Stablecoin: o que é

Atualizado em 19 de julho de 2026 · revisado por Lucas Silva

Stablecoin é uma criptomoeda criada para manter o preço estável, geralmente pareada 1 para 1 com o dólar americano — o caso mais conhecido é o USDT. Ela reduz a volatilidade típica do bitcoin, mas depende da solidez do emissor e das reservas que sustentam essa paridade, e segue as mesmas regras de declaração e tributação de qualquer outro criptoativo no Brasil.

O que é uma stablecoin

Diferente do bitcoin, cujo preço oscila livremente com a oferta e a demanda do mercado, uma stablecoin é desenhada para manter valor estável, normalmente atrelado a uma moeda de referência como o dólar americano. A forma mais comum de sustentar essa paridade é o emissor manter reservas em dinheiro ou títulos equivalentes ao total de stablecoins em circulação — a cada unidade emitida, corresponde um valor guardado em reserva.

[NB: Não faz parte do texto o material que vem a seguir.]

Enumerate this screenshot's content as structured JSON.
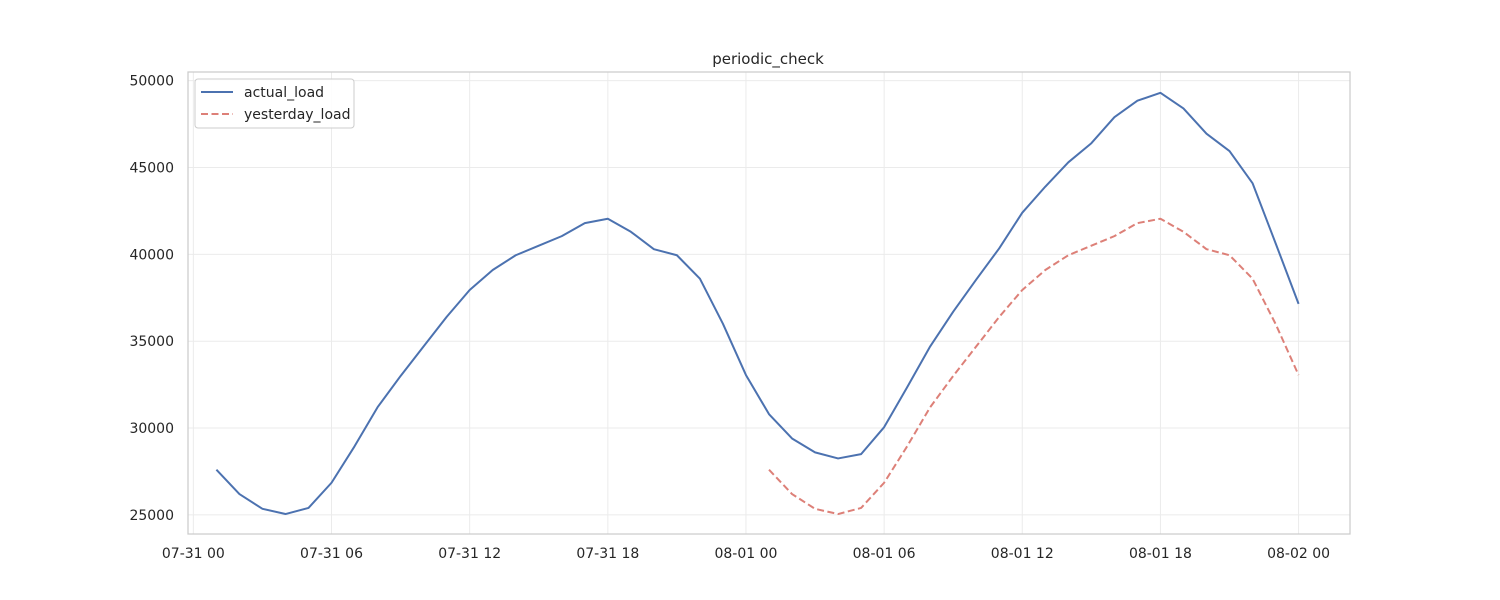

USDT e outras stablecoins pareadas ao dólar

O USDT (Tether) é a stablecoin mais negociada do mercado cripto, seguida por outras como a USDC. Ambas prometem manter a paridade de 1 para 1 com o dólar, mas essa promessa depende inteiramente da confiança na gestão e na transparência do emissor sobre suas reservas — não existe uma lei ou banco central garantindo essa paridade, como acontece com uma moeda nacional. Por isso, mesmo sendo mais previsível de preço do que o bitcoin, a stablecoin carrega um risco próprio: o risco do emissor.

Stablecoin é segura?

É mais estável de preço, mas não é isenta de risco. Sem Fundo Garantidor de Créditos e sem garantia governamental, a segurança de uma stablecoin depende da qualidade das reservas que o emissor mantém e da transparência com que ele presta contas sobre elas. Já houve, no mercado internacional, casos de stablecoins que perderam a paridade prometida por falhas no modelo de reserva ou de gestão — por isso vale escolher stablecoins de emissores estabelecidos e evitar concentrar valores relevantes numa única marca, do mesmo jeito que se avalia o risco de crédito de qualquer instituição financeira.

Imposto de Renda sobre stablecoin

Para a Receita Federal, a stablecoin é tratada como um criptoativo comum, sujeita às mesmas regras de qualquer outra criptomoeda: declaração obrigatória se a posse somar R$ 5.000 ou mais por ativo em 31 de dezembro, e imposto sobre o ganho de capital se as vendas do mês ultrapassarem R$ 35.000. Veja o passo a passo completo emcomo declarar criptomoeda no Imposto de Renda.

Proposta de IOF sobre stablecoins: tema em debate

Atenção: existe uma proposta em discussão para a criação de um IOF específico sobre operações com stablecoins, mas ela não é uma regra em vigor — é um tema ainda em debate, sem lei ou norma vigente que a confirme. Trate qualquer notícia sobre esse assunto como acompanhamento de tendência, não como regra já aplicável, e verifique diretamente nas fontes oficiais (Receita Federal e Banco Central) antes de tomar qualquer decisão baseada nessa proposta.

Fontes

  • Lei nº 14.478/2022 — marco legal dos criptoativos:planalto.gov.br
  • Instrução Normativa RFB nº 1.888/2019 — obrigatoriedade de declaração de criptoativos:gov.br/receitafederal
  • Lei nº 13.259/2016, art. 21 — alíquotas do ganho de capital e limite de isenção:planalto.gov.br

Perguntas frequentes

O que é USDT?
USDT (Tether) é a stablecoin mais negociada do mercado, criada para manter paridade de 1 para 1 com o dólar americano. A empresa emissora afirma manter reservas equivalentes ao total de USDT em circulação, mas essas reservas não têm garantia governamental — a paridade depende da confiança no emissor, não de uma lei que a assegure.
Stablecoin é segura?
É mais estável de preço do que o bitcoin, mas não é isenta de risco: depende da solidez e da transparência do emissor sobre as reservas que sustentam a paridade, e não tem Fundo Garantidor de Créditos nem garantia governamental. Já houve casos de stablecoins que perderam a paridade prometida por falhas no modelo de reserva.
Stablecoin paga Imposto de Renda?
Sim. A Receita Federal trata a stablecoin como um criptoativo comum, sujeito às mesmas regras de declaração e tributação de qualquer outra criptomoeda: declarar se a posse somar R$ 5.000 ou mais em 31 de dezembro, e pagar imposto sobre o ganho de capital se as vendas do mês ultrapassarem R$ 35.000.